Перейти на страницу:

Эльокум Пап повертел головой, оглядывая зал, и увидел всюду лежащие груды свернутых бумаг, пачки старинных книг, рассыпавшиеся обрывки священных свитков. С фотографий на стенах смотрели бледные лица со строгими глазами и черными бородами. Висели картины маслом, изображавшие по большей части кладбища: в гуще надгробий и могил, утопающих в зелени, он узнал на одной из картин Виленскую городскую синагогу с четырьмя толстыми колоннами вокруг бимы. Теперь столяр выговаривал горечь своего сердца перед заведующим музеем.

— Этот реб Тевеле Агрес, который был когда-то вашим меламедом в Ширвинте, уже заранее топит печи в Немом миньяне, еще до больших холодов. Натопленная печь привлекает побирушек, которые приходят погреться. Я своей резьбой по дереву состоятельных обывателей не привлек. А вот натопленная печка привлекает бездельников и попрошаек, всяких придурков и уродов. Каждый день приходит городской сумасшедший или полусумасшедший, и от его лохмотьев воняет все вокруг.

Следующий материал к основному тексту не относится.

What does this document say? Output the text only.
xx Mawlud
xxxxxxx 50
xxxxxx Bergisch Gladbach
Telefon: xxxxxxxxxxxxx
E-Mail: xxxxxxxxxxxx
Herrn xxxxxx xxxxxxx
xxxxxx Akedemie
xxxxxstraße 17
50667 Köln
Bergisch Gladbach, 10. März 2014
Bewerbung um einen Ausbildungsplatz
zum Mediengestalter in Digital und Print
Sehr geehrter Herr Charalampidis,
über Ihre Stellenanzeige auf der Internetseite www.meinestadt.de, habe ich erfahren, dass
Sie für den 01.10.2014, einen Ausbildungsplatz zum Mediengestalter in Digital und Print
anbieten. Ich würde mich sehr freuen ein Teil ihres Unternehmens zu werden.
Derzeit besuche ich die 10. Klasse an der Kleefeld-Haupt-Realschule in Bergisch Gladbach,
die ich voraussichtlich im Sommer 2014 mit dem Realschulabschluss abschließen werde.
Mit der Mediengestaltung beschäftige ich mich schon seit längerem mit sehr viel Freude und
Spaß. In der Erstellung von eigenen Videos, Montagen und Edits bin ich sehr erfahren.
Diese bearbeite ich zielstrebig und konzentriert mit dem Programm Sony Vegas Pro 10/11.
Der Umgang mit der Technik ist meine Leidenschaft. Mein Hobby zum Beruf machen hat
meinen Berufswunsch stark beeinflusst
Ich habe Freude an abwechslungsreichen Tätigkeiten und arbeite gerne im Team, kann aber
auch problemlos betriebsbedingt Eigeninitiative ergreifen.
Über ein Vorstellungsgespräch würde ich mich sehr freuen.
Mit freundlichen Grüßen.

Учитель и заведующий музеем бросает на столяра перепуганный взгляд, нервно надевает пенсне и поднимает со стола к близоруким глазам раскрытую местечковую хронику, словно хочет выяснить, соблюдалось ли предписание платить налог на новую одежду меламедам для бедных детей или оно осталось только на бумаге, как утверждает этот циник Махтей. Элиогу-Алтер Клойнимус снова думает о том, о чем уже не раз думал: хотя он больше не верит в светскую еврейскую школу и в обещанное революционное счастье, он все-таки не может стать евреем из бейт-мидраша. Он не может произносить молитв, которые не переживает в своей душе, да и торг по поводу вызовов к Торе и знаков почета, каким он бывает в молельне даже на Новолетие и на Судный день, ему не по сердцу. Но еще больнее ему слушать о евреях, для которых бейт-мидраш — это печка, чтобы погреться, а не место для молитвы и изучения Божественной Торы. Его характер, несчастье его юности, не изменился и на старости лет — он остался романтиком.

Бедняки вокруг печки

С каждым днем ветер дул все холоднее, а снег шел все чаще, и все больше оборванных евреев приходило в Немой миньян погреться у печки. Когда такой гость входил и Эльокум Пап замечал его из угла, где занимался резьбой, он вставал и стоял, похожий на тощее огородное пугало, с которого ветер сорвал тряпки и которое больше не пугает слетевшихся черных птиц. Эльокум Пап узнавал в пришедших евреях с глиняными физиономиями и жидкими соломенными бородками городских водоносов. Один из них, низенький, подволакивал ногу и раскачивался при ходьбе, словно нес два полных ведра. Другой, с перекошенной физиономией и длиннющими ногами, ходил как на ходулях. Третий, с беззубым ртом, все время придурковато улыбался. Водоносы были обуты в большие тяжелые башмаки и подпоясаны веревками. Из их пальто торчали куски ватной подкладки, а за пазухой они носили все свое имущество: черствый хлеб, жестяные кружки для кипятка, грязные тряпки.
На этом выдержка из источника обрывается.